Sabrina também tem planos de fazer cirurgia plástica no nariz, com a intenção de afiná-lo e diminuí-lo, e concluir a cirurgia de mudança de sexo antes dos 25 anos. “Quem é trans não é feliz do jeito que nasceu e corre atrás do que quer. Eu mesma tenho certeza do que quero. Ainda não me sinto bem do jeito que sou. Não estou satisfeita”, confessa.

“Olha o veado! Olha o veado!”, grita ocasionalmente algum encrenqueiro em tom de deboche quando vê Sabrina. Ela simplesmente ignora – continua em silêncio e desvia o olhar. Sem se importar com a opinião alheia, desconsidera qualquer piada ou ofensa. “Até hoje o máximo que fizeram foi provocar, xingar e caçoar. Graças a Deus, ninguém foi além disso”, garante.

Por outro lado, na contramão da homofobia, a jovem passou por muitas situações que fazem da sua vida uma gratificante jornada, principalmente quando circula por algum lugar e as pessoas observam com bons olhos a sua transformação.

“Tem gente que faz você se sentir bonita só com o olhar. Recebo muitos elogios, e assim vou me sentindo uma garota mais realizada. Passei a maior parte da minha vida sem saber o que é ser desejada e isso mudou. Você se sente bem consigo mesma quando começa um relacionamento e vê que um cara gosta de você pelo que você é”, afirma sorrindo.

“Não sinto desejo por mulher”

Sabrina sempre teve o apoio da mãe que lidou muito bem com a situação quando soube da homossexualidade do filho – antes de se tornar transexual. “Ela só ficou muito preocupada com a parte de transgênero. Tinha medo da reação do povo, sabe? Como a sociedade iria reagir. Fui sincera e falei que era assim que me sentia bem e iria ser feliz. Então ela acabou entendendo. Hoje minha família me aceita como sou”, conta a jovem de Paranavaí, onde vive desde que nasceu.

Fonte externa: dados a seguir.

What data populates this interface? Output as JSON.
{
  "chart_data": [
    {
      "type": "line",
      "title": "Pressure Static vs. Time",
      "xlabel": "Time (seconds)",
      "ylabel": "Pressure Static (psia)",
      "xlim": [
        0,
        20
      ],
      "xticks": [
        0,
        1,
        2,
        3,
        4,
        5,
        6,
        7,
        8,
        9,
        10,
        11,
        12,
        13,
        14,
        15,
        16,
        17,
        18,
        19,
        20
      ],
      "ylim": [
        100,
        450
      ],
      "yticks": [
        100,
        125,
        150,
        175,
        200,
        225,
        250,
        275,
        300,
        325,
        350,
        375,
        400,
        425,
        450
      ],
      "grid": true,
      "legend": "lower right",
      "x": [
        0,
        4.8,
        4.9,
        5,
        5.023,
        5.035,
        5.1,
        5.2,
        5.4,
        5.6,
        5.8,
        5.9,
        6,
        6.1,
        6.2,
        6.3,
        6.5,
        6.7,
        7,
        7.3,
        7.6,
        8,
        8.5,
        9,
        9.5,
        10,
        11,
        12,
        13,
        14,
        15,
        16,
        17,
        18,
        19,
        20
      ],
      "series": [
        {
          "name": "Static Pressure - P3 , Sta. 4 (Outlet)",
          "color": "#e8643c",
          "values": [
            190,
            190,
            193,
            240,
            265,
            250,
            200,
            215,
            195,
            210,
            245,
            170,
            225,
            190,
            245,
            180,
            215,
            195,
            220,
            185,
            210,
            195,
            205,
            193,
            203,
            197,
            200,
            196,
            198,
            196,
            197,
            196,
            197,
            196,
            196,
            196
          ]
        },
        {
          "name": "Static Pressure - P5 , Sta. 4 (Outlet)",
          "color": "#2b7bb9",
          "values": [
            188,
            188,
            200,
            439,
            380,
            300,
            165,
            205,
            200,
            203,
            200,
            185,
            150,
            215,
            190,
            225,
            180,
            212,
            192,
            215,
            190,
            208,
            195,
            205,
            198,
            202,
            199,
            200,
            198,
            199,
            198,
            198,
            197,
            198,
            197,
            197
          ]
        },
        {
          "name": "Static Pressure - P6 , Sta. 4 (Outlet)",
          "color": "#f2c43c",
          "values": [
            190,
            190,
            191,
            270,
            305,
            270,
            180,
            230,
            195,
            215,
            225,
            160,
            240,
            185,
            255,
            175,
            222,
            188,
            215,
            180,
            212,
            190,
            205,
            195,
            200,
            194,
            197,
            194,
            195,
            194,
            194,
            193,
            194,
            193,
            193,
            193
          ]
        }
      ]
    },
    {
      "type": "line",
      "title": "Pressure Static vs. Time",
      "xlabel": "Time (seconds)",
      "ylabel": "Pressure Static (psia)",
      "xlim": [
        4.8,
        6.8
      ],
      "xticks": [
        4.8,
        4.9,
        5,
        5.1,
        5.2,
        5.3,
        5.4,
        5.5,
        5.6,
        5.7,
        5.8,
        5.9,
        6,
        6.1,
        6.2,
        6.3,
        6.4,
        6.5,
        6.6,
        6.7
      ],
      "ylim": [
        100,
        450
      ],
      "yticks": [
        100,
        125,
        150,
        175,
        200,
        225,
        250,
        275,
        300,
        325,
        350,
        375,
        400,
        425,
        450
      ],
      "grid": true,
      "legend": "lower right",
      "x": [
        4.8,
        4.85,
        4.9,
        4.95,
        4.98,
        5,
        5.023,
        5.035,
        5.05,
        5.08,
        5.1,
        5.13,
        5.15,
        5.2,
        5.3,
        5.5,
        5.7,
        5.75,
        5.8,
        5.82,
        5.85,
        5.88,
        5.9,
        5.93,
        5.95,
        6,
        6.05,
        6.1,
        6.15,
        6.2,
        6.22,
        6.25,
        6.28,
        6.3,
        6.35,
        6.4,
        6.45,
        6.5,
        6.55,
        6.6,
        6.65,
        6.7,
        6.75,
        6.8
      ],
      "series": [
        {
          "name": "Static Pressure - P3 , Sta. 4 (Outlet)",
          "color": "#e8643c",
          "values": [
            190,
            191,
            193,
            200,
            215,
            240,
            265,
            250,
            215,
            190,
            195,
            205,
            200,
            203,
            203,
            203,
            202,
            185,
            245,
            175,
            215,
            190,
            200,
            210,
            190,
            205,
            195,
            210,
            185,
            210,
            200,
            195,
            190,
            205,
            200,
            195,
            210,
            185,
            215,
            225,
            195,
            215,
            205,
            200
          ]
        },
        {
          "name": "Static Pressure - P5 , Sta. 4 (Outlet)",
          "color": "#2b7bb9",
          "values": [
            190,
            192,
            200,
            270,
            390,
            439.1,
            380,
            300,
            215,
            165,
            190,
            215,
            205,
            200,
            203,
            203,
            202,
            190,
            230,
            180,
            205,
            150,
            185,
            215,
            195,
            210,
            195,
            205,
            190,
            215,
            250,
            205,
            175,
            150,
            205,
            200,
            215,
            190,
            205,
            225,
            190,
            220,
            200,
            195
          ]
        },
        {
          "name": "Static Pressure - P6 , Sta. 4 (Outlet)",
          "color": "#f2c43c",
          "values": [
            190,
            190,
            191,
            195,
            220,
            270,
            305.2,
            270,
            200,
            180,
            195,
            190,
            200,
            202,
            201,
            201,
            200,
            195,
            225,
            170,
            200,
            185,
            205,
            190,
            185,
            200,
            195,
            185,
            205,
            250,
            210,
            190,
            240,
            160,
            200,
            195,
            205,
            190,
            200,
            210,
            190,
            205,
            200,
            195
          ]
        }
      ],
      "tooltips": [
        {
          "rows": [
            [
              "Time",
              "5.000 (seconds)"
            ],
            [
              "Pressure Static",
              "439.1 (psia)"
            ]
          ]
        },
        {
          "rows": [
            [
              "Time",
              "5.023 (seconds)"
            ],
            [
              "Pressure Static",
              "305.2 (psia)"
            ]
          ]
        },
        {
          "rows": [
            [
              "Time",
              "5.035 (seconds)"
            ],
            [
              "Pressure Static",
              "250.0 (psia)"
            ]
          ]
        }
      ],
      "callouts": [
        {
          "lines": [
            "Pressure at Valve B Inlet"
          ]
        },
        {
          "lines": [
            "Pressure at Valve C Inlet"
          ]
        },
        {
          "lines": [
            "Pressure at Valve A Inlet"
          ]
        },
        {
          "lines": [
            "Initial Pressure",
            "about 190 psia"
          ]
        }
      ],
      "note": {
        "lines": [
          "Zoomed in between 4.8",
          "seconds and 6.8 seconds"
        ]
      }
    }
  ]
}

O que endossa a identidade sexual de Sabrina é o fato de que ela nunca se interessou por mulheres. “Nunca aconteceu. Não sinto tesão, desejo ou atração. Não sinto nada por mulher. Sempre gostei de homem. Só que pra gente namorar é complicado. Não é fácil pra pessoa assumir isso e tive várias decepções, desentendimentos, mas a gente consegue levar”, pondera.

A jovem que se define como simpática, extrovertida e ao mesmo tempo estressada e casca grossa admite que hoje é mais reservada porque foi muito magoada. “Sou fácil de se lidar. Só não gosto mais de mostrar demais meus sentimentos. Me dou bem com todo mundo, nunca fui de briga. Não gosto disso. E não nego que às vezes me acho um pouquinho. Isso acontece porque gosto de me sentir bonita”, revela com uma voz bem feminina e descontraída, seguida por um riso efusivo.

Sobre homens, Sabrina diz que o mais importante é o jeito do cara. Ser educado, simpático e carinhoso está entre os predicados de maior relevância. “Não ligo muito pra sexo. A maioria dos homens liga. Acho que legal mesmo é o cara saber tratar uma pessoa. E claro que se ele te trata bem, ele vai ser bem tratado”, argumenta, numa referência incidental da ética da reciprocidade, também conhecida como regra de ouro.

Depois de abandonar o colégio no ensino médio, Sabrina pretende voltar a estudar em 2017. No entanto, reclama que os colégios de Paranavaí não estão preparados para receber jovens na mesma situação que ela. “Eles evitam falar disso nas escolas. O preconceito sempre existe. Nunca tive problemas porque sempre ignorei quem tentava me ofender. Seria bom ter algum tipo de orientação nesse sentido. Ser homossexual não é opção, não é nenhum bicho de sete cabeças. Você nasce assim e não pede mais do que compreensão e respeito”, defende.

Frases de Sabrina

“Há jovens de Paranavaí se prostituindo em muitas cidades e estados do Brasil”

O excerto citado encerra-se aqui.